Die Rhythmen in uns und die unserer Umwelt beeinflussen sich gegenseitig und erzeugen in gesunder Balance psychische und physische Gesundheit. Gerade in der heutigen Zeit, in dem das Verhältnis innerer und äußerer Zeitgeber in Form unserer biologischen und sozialen Rhythmen immer mehr von außen gesteuert wird, ist es wichtig, eine eigene Balance zu finden. Ein ausgewogenes Verhältnis zwischen Gleichzeitigkeit und Nacheinander wirkt dabei stress-reduzierend.
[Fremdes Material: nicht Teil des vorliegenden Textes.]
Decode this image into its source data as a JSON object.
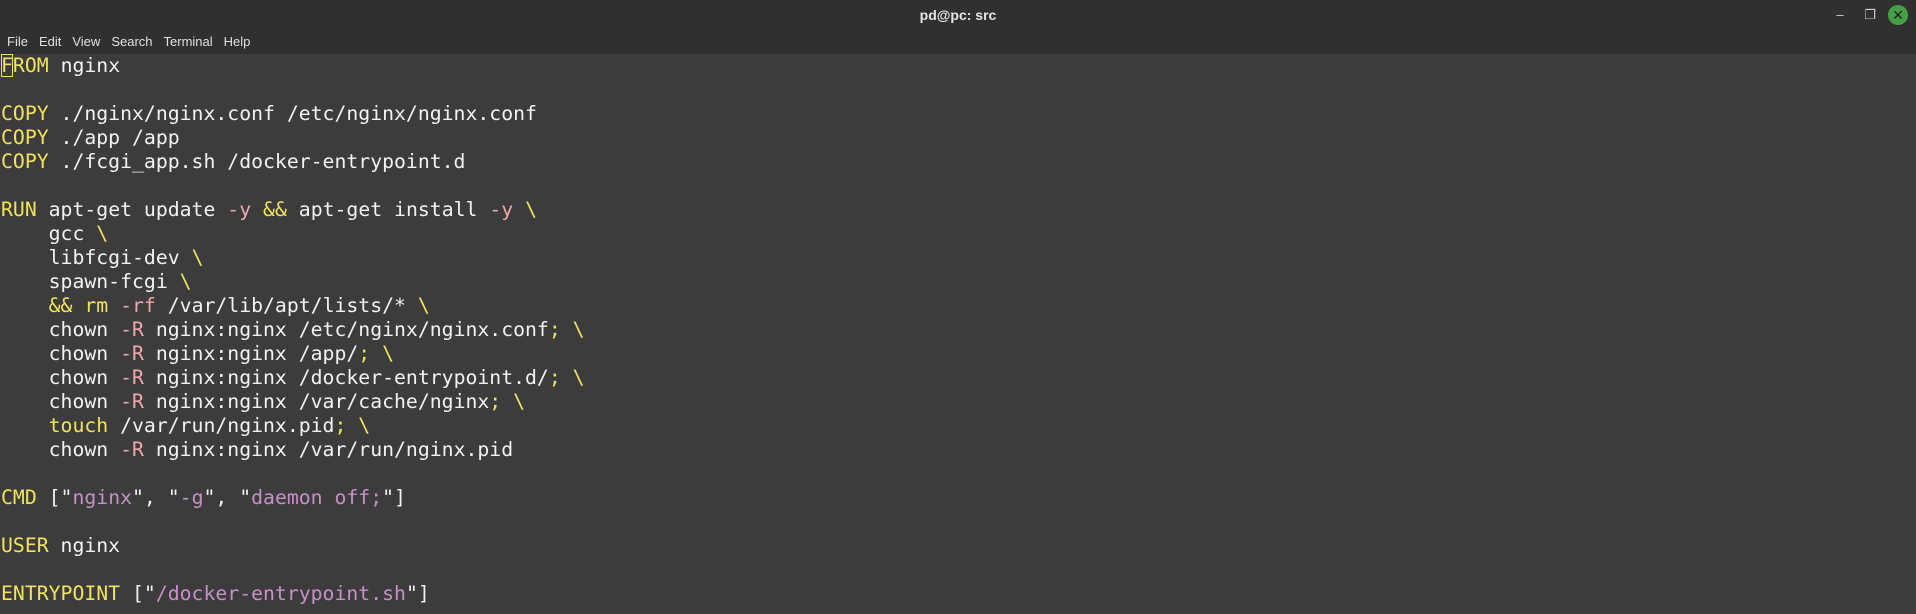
{
  "window": {
    "title": "pd@pc: src",
    "controls": {
      "minimize": "–",
      "maximize": "❐",
      "close": "✕"
    }
  },
  "menu": [
    "File",
    "Edit",
    "View",
    "Search",
    "Terminal",
    "Help"
  ],
  "colors": {
    "background": "#3c3c3c",
    "titlebar": "#303030",
    "keyword": "#f2e35a",
    "flag": "#f2a7a7",
    "string": "#c98fc9",
    "text": "#f2f2f2",
    "close_button": "#43a047"
  },
  "terminal": {
    "lines": [
      [
        {
          "t": "F",
          "c": "kw cursor"
        },
        {
          "t": "ROM",
          "c": "kw"
        },
        {
          "t": " nginx",
          "c": ""
        }
      ],
      [],
      [
        {
          "t": "COPY",
          "c": "kw"
        },
        {
          "t": " ./nginx/nginx.conf /etc/nginx/nginx.conf",
          "c": ""
        }
      ],
      [
        {
          "t": "COPY",
          "c": "kw"
        },
        {
          "t": " ./app /app",
          "c": ""
        }
      ],
      [
        {
          "t": "COPY",
          "c": "kw"
        },
        {
          "t": " ./fcgi_app.sh /docker-entrypoint.d",
          "c": ""
        }
      ],
      [],
      [
        {
          "t": "RUN",
          "c": "kw"
        },
        {
          "t": " apt-get update ",
          "c": ""
        },
        {
          "t": "-y",
          "c": "flag"
        },
        {
          "t": " ",
          "c": ""
        },
        {
          "t": "&&",
          "c": "op"
        },
        {
          "t": " apt-get install ",
          "c": ""
        },
        {
          "t": "-y",
          "c": "flag"
        },
        {
          "t": " ",
          "c": ""
        },
        {
          "t": "\\",
          "c": "op"
        }
      ],
      [
        {
          "t": "    gcc ",
          "c": ""
        },
        {
          "t": "\\",
          "c": "op"
        }
      ],
      [
        {
          "t": "    libfcgi-dev ",
          "c": ""
        },
        {
          "t": "\\",
          "c": "op"
        }
      ],
      [
        {
          "t": "    spawn-fcgi ",
          "c": ""
        },
        {
          "t": "\\",
          "c": "op"
        }
      ],
      [
        {
          "t": "    ",
          "c": ""
        },
        {
          "t": "&& rm",
          "c": "op"
        },
        {
          "t": " ",
          "c": ""
        },
        {
          "t": "-rf",
          "c": "flag"
        },
        {
          "t": " /var/lib/apt/lists/* ",
          "c": ""
        },
        {
          "t": "\\",
          "c": "op"
        }
      ],
      [
        {
          "t": "    chown ",
          "c": ""
        },
        {
          "t": "-R",
          "c": "flag"
        },
        {
          "t": " nginx:nginx /etc/nginx/nginx.conf",
          "c": ""
        },
        {
          "t": "; \\",
          "c": "op"
        }
      ],
      [
        {
          "t": "    chown ",
          "c": ""
        },
        {
          "t": "-R",
          "c": "flag"
        },
        {
          "t": " nginx:nginx /app/",
          "c": ""
        },
        {
          "t": "; \\",
          "c": "op"
        }
      ],
      [
        {
          "t": "    chown ",
          "c": ""
        },
        {
          "t": "-R",
          "c": "flag"
        },
        {
          "t": " nginx:nginx /docker-entrypoint.d/",
          "c": ""
        },
        {
          "t": "; \\",
          "c": "op"
        }
      ],
      [
        {
          "t": "    chown ",
          "c": ""
        },
        {
          "t": "-R",
          "c": "flag"
        },
        {
          "t": " nginx:nginx /var/cache/nginx",
          "c": ""
        },
        {
          "t": "; \\",
          "c": "op"
        }
      ],
      [
        {
          "t": "    ",
          "c": ""
        },
        {
          "t": "touch",
          "c": "op"
        },
        {
          "t": " /var/run/nginx.pid",
          "c": ""
        },
        {
          "t": "; \\",
          "c": "op"
        }
      ],
      [
        {
          "t": "    chown ",
          "c": ""
        },
        {
          "t": "-R",
          "c": "flag"
        },
        {
          "t": " nginx:nginx /var/run/nginx.pid",
          "c": ""
        }
      ],
      [],
      [
        {
          "t": "CMD",
          "c": "kw"
        },
        {
          "t": " [\"",
          "c": ""
        },
        {
          "t": "nginx",
          "c": "str"
        },
        {
          "t": "\", \"",
          "c": ""
        },
        {
          "t": "-g",
          "c": "str"
        },
        {
          "t": "\", \"",
          "c": ""
        },
        {
          "t": "daemon off;",
          "c": "str"
        },
        {
          "t": "\"]",
          "c": ""
        }
      ],
      [],
      [
        {
          "t": "USER",
          "c": "kw"
        },
        {
          "t": " nginx",
          "c": ""
        }
      ],
      [],
      [
        {
          "t": "ENTRYPOINT",
          "c": "kw"
        },
        {
          "t": " [\"",
          "c": ""
        },
        {
          "t": "/docker-entrypoint.sh",
          "c": "str"
        },
        {
          "t": "\"]",
          "c": ""
        }
      ]
    ]
  }
}
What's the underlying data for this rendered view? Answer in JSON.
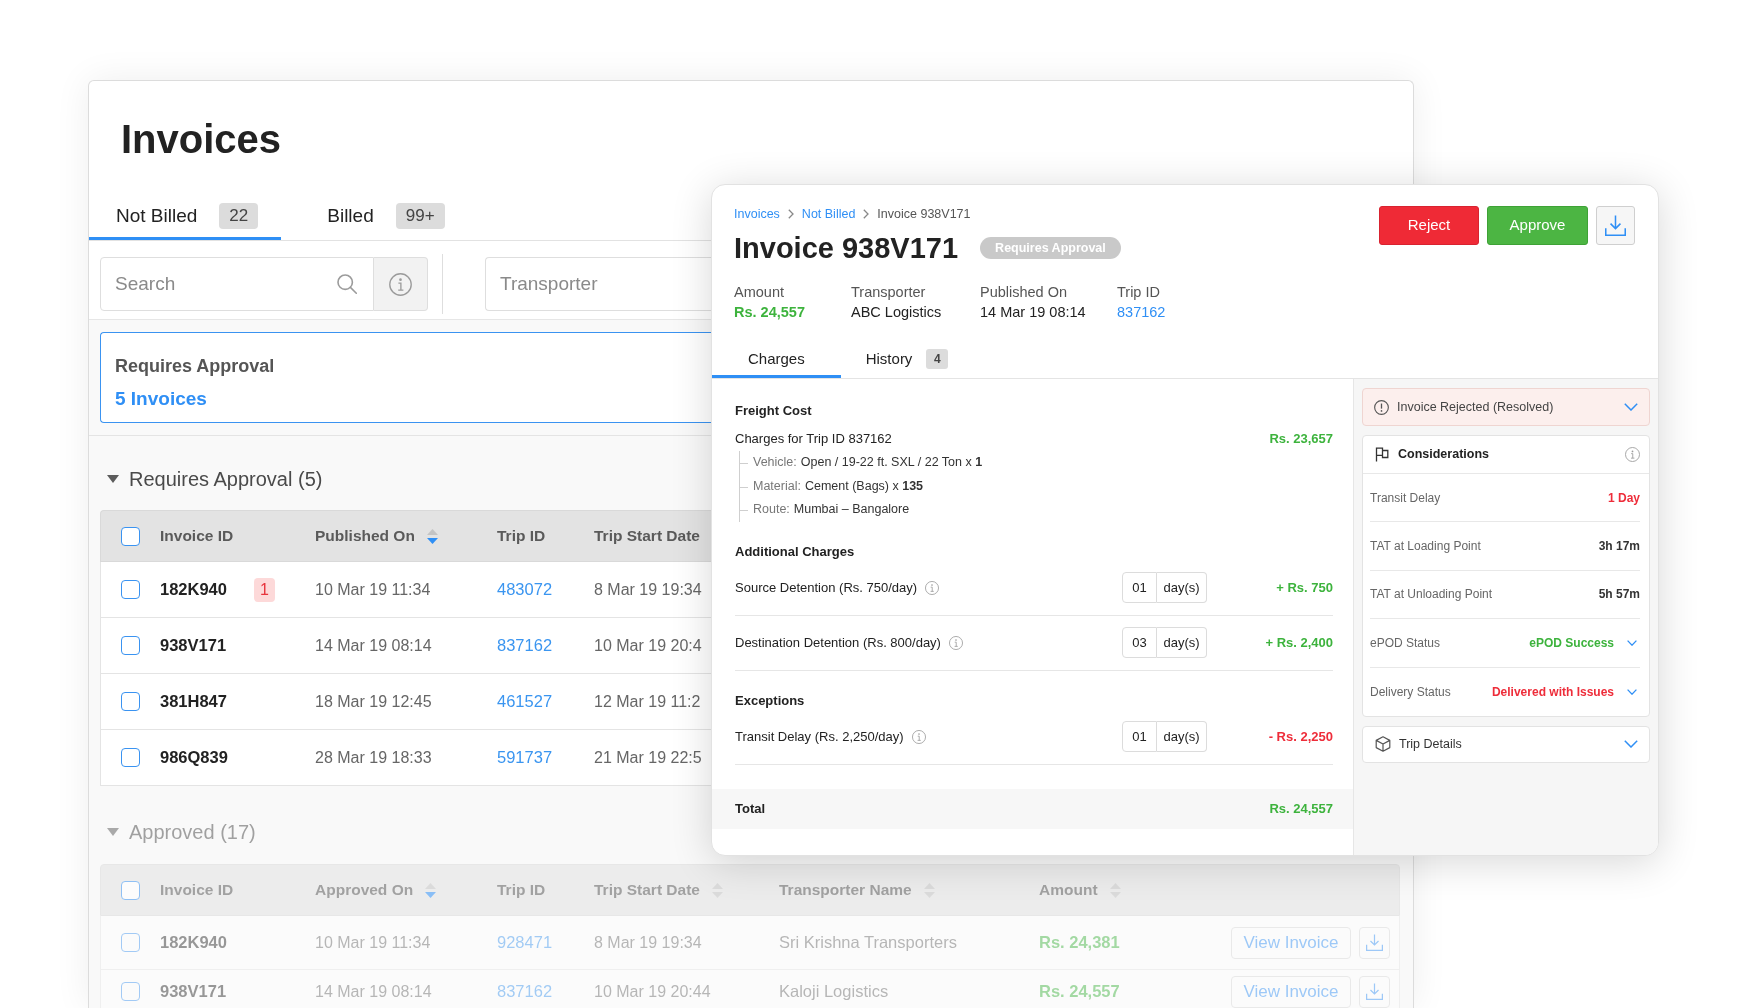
{
  "page": {
    "title": "Invoices"
  },
  "tabs": [
    {
      "label": "Not Billed",
      "count": "22",
      "selected": true
    },
    {
      "label": "Billed",
      "count": "99+",
      "selected": false
    }
  ],
  "filters": {
    "search": {
      "placeholder": "Search"
    },
    "transporter": {
      "placeholder": "Transporter"
    }
  },
  "summary": {
    "title": "Requires Approval",
    "link": "5 Invoices"
  },
  "sections": [
    {
      "title": "Requires Approval (5)",
      "expanded": true,
      "all_checked": false,
      "columns": [
        {
          "label": "Invoice ID",
          "kind": "id",
          "sortable": false
        },
        {
          "label": "Published On",
          "kind": "date",
          "sortable": true,
          "sorted": true
        },
        {
          "label": "Trip ID",
          "kind": "link",
          "sortable": false
        },
        {
          "label": "Trip Start Date",
          "kind": "date",
          "sortable": false
        }
      ],
      "rows": [
        {
          "checked": false,
          "badge": "1",
          "cells": [
            "182K940",
            "10 Mar 19 11:34",
            "483072",
            "8 Mar 19 19:34"
          ]
        },
        {
          "checked": false,
          "cells": [
            "938V171",
            "14 Mar 19 08:14",
            "837162",
            "10 Mar 19 20:4"
          ]
        },
        {
          "checked": false,
          "cells": [
            "381H847",
            "18 Mar 19 12:45",
            "461527",
            "12 Mar 19 11:2"
          ]
        },
        {
          "checked": false,
          "cells": [
            "986Q839",
            "28 Mar 19 18:33",
            "591737",
            "21 Mar 19 22:5"
          ]
        }
      ]
    },
    {
      "title": "Approved (17)",
      "expanded": true,
      "all_checked": false,
      "columns": [
        {
          "label": "Invoice ID",
          "kind": "id",
          "sortable": false
        },
        {
          "label": "Approved On",
          "kind": "date",
          "sortable": true,
          "sorted": true
        },
        {
          "label": "Trip ID",
          "kind": "link",
          "sortable": false
        },
        {
          "label": "Trip Start Date",
          "kind": "date",
          "sortable": true,
          "sorted": false
        },
        {
          "label": "Transporter Name",
          "kind": "name",
          "sortable": true,
          "sorted": false
        },
        {
          "label": "Amount",
          "kind": "amount",
          "sortable": true,
          "sorted": false
        }
      ],
      "rows": [
        {
          "checked": false,
          "cells": [
            "182K940",
            "10 Mar 19 11:34",
            "928471",
            "8 Mar 19 19:34",
            "Sri Krishna Transporters",
            "Rs. 24,381"
          ],
          "action": "View Invoice"
        },
        {
          "checked": false,
          "cells": [
            "938V171",
            "14 Mar 19 08:14",
            "837162",
            "10 Mar 19 20:44",
            "Kaloji Logistics",
            "Rs. 24,557"
          ],
          "action": "View Invoice"
        }
      ]
    }
  ],
  "detail": {
    "breadcrumb": [
      {
        "label": "Invoices",
        "link": true
      },
      {
        "label": "Not Billed",
        "link": true
      },
      {
        "label": "Invoice 938V171",
        "link": false
      }
    ],
    "title": "Invoice 938V171",
    "status": "Requires Approval",
    "actions": [
      {
        "kind": "reject",
        "label": "Reject"
      },
      {
        "kind": "approve",
        "label": "Approve"
      },
      {
        "kind": "download"
      }
    ],
    "meta": [
      {
        "label": "Amount",
        "value": "Rs. 24,557",
        "kind": "amount"
      },
      {
        "label": "Transporter",
        "value": "ABC Logistics",
        "kind": "text"
      },
      {
        "label": "Published On",
        "value": "14 Mar 19 08:14",
        "kind": "text"
      },
      {
        "label": "Trip ID",
        "value": "837162",
        "kind": "link"
      }
    ],
    "tabs": [
      {
        "label": "Charges",
        "selected": true
      },
      {
        "label": "History",
        "count": "4",
        "selected": false
      }
    ],
    "charge_groups": [
      {
        "title": "Freight Cost",
        "items": [
          {
            "kind": "line",
            "label": "Charges for Trip ID 837162",
            "amount": "Rs. 23,657",
            "color": "#3db33d",
            "details": [
              {
                "label": "Vehicle:",
                "value": "Open / 19-22 ft. SXL / 22 Ton x **1**"
              },
              {
                "label": "Material:",
                "value": "Cement (Bags) x **135**"
              },
              {
                "label": "Route:",
                "value": "Mumbai – Bangalore"
              }
            ]
          }
        ]
      },
      {
        "title": "Additional Charges",
        "items": [
          {
            "kind": "days",
            "label": "Source Detention (Rs. 750/day)",
            "days": "01",
            "unit": "day(s)",
            "amount": "+ Rs. 750",
            "color": "#3db33d"
          },
          {
            "kind": "days",
            "label": "Destination Detention (Rs. 800/day)",
            "days": "03",
            "unit": "day(s)",
            "amount": "+ Rs. 2,400",
            "color": "#3db33d"
          }
        ]
      },
      {
        "title": "Exceptions",
        "items": [
          {
            "kind": "days",
            "label": "Transit Delay (Rs. 2,250/day)",
            "days": "01",
            "unit": "day(s)",
            "amount": "- Rs. 2,250",
            "color": "#ee2d3a"
          }
        ]
      }
    ],
    "total": {
      "label": "Total",
      "amount": "Rs. 24,557",
      "color": "#3db33d"
    },
    "alert": {
      "title": "Invoice Rejected (Resolved)",
      "expanded": false
    },
    "considerations": {
      "title": "Considerations",
      "rows": [
        {
          "label": "Transit Delay",
          "value": "1 Day",
          "color": "#ee2d3a",
          "dropdown": false
        },
        {
          "label": "TAT at Loading Point",
          "value": "3h 17m",
          "color": "#333333",
          "dropdown": false
        },
        {
          "label": "TAT at Unloading Point",
          "value": "5h 57m",
          "color": "#333333",
          "dropdown": false
        },
        {
          "label": "ePOD Status",
          "value": "ePOD Success",
          "color": "#3db33d",
          "dropdown": true
        },
        {
          "label": "Delivery Status",
          "value": "Delivered with Issues",
          "color": "#ee2d3a",
          "dropdown": true
        }
      ]
    },
    "trip_details": {
      "title": "Trip Details",
      "expanded": false
    }
  }
}
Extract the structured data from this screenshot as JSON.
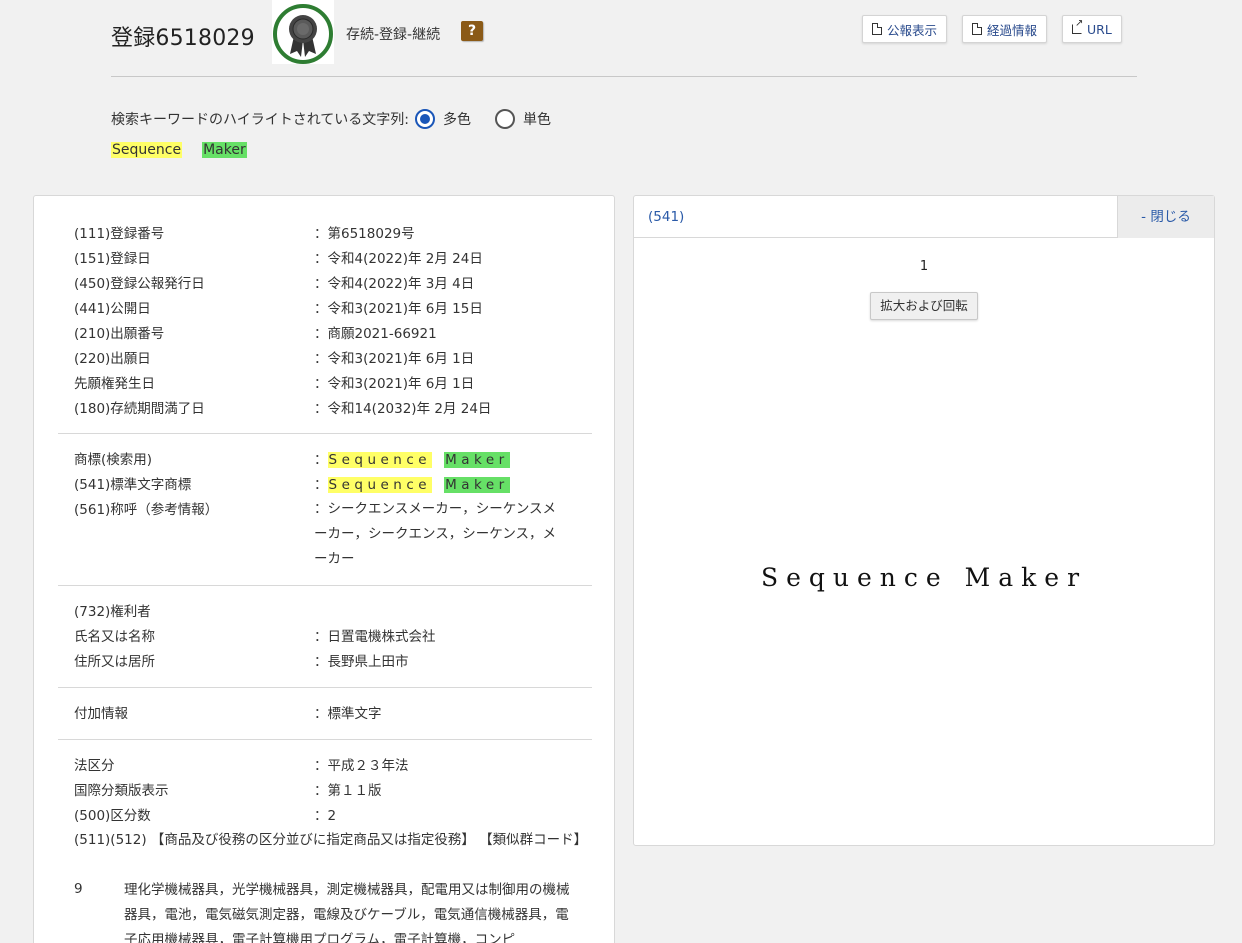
{
  "header": {
    "title": "登録6518029",
    "status": "存続-登録-継続",
    "help": "?",
    "buttons": {
      "gazette": "公報表示",
      "progress": "経過情報",
      "url": "URL"
    }
  },
  "highlight": {
    "label": "検索キーワードのハイライトされている文字列:",
    "options": [
      "多色",
      "単色"
    ],
    "selected": "多色",
    "keywords": [
      "Sequence",
      "Maker"
    ]
  },
  "details": {
    "basic": [
      {
        "label": "(111)登録番号",
        "value": "：第6518029号"
      },
      {
        "label": "(151)登録日",
        "value": "：令和4(2022)年 2月 24日"
      },
      {
        "label": "(450)登録公報発行日",
        "value": "：令和4(2022)年 3月 4日"
      },
      {
        "label": "(441)公開日",
        "value": "：令和3(2021)年 6月 15日"
      },
      {
        "label": "(210)出願番号",
        "value": "：商願2021-66921"
      },
      {
        "label": "(220)出願日",
        "value": "：令和3(2021)年 6月 1日"
      },
      {
        "label": "先願権発生日",
        "value": "：令和3(2021)年 6月 1日"
      },
      {
        "label": "(180)存続期間満了日",
        "value": "：令和14(2032)年 2月 24日"
      }
    ],
    "mark": {
      "search_label": "商標(検索用)",
      "standard_label": "(541)標準文字商標",
      "colon": "：",
      "word1": "Sequence",
      "word2": "Maker",
      "reading_label": "(561)称呼（参考情報）",
      "reading_value": "：シークエンスメーカー，シーケンスメーカー，シークエンス，シーケンス，メーカー"
    },
    "holder": {
      "heading": "(732)権利者",
      "name_label": "氏名又は名称",
      "name_value": "：日置電機株式会社",
      "address_label": "住所又は居所",
      "address_value": "：長野県上田市"
    },
    "additional": {
      "label": "付加情報",
      "value": "：標準文字"
    },
    "law": [
      {
        "label": "法区分",
        "value": "：平成２３年法"
      },
      {
        "label": "国際分類版表示",
        "value": "：第１１版"
      },
      {
        "label": "(500)区分数",
        "value": "：2"
      }
    ],
    "goods_heading": "(511)(512) 【商品及び役務の区分並びに指定商品又は指定役務】 【類似群コード】",
    "goods": {
      "class": "9",
      "text": "理化学機械器具，光学機械器具，測定機械器具，配電用又は制御用の機械器具，電池，電気磁気測定器，電線及びケーブル，電気通信機械器具，電子応用機械器具，電子計算機用プログラム，電子計算機，コンピ"
    }
  },
  "image_panel": {
    "title": "(541)",
    "close": "- 閉じる",
    "page": "1",
    "zoom_button": "拡大および回転",
    "mark_text": "Sequence Maker"
  },
  "colors": {
    "link": "#2a5aa8",
    "radio_selected": "#1a56b8",
    "highlight_yellow": "#ffff66",
    "highlight_green": "#66e066",
    "help_bg": "#8b5a17",
    "medal_ring": "#2e7d32"
  }
}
Die in meiner fraktalen Zeittheorie eingeführte Unterscheidung von Zeitlänge und Zeittiefe beziehen sich auch das Verhältnis von Nacheinander und Gleichzeitigkeit im Jetzt. Mit Übung kann der Leser/die Leserin die Ausdehnung des eigenen Jetzt selbst gestalten. Warum das wichtig sein soll? Nun, das Jetzt ist unser einziger Zugang zur Welt und wer sein Jetzt gestaltet, gestaltet die Welt.

Das Buch kann in der Bindernagelschen Buchhandlung in Friedberg https://bindernagel.buchhandlung.de/shop/ und der Buchhandlung am Park in Bad Nauheim https://buchhandlungampark.buchkatalog.de/ für 9,80 € bezogen werden.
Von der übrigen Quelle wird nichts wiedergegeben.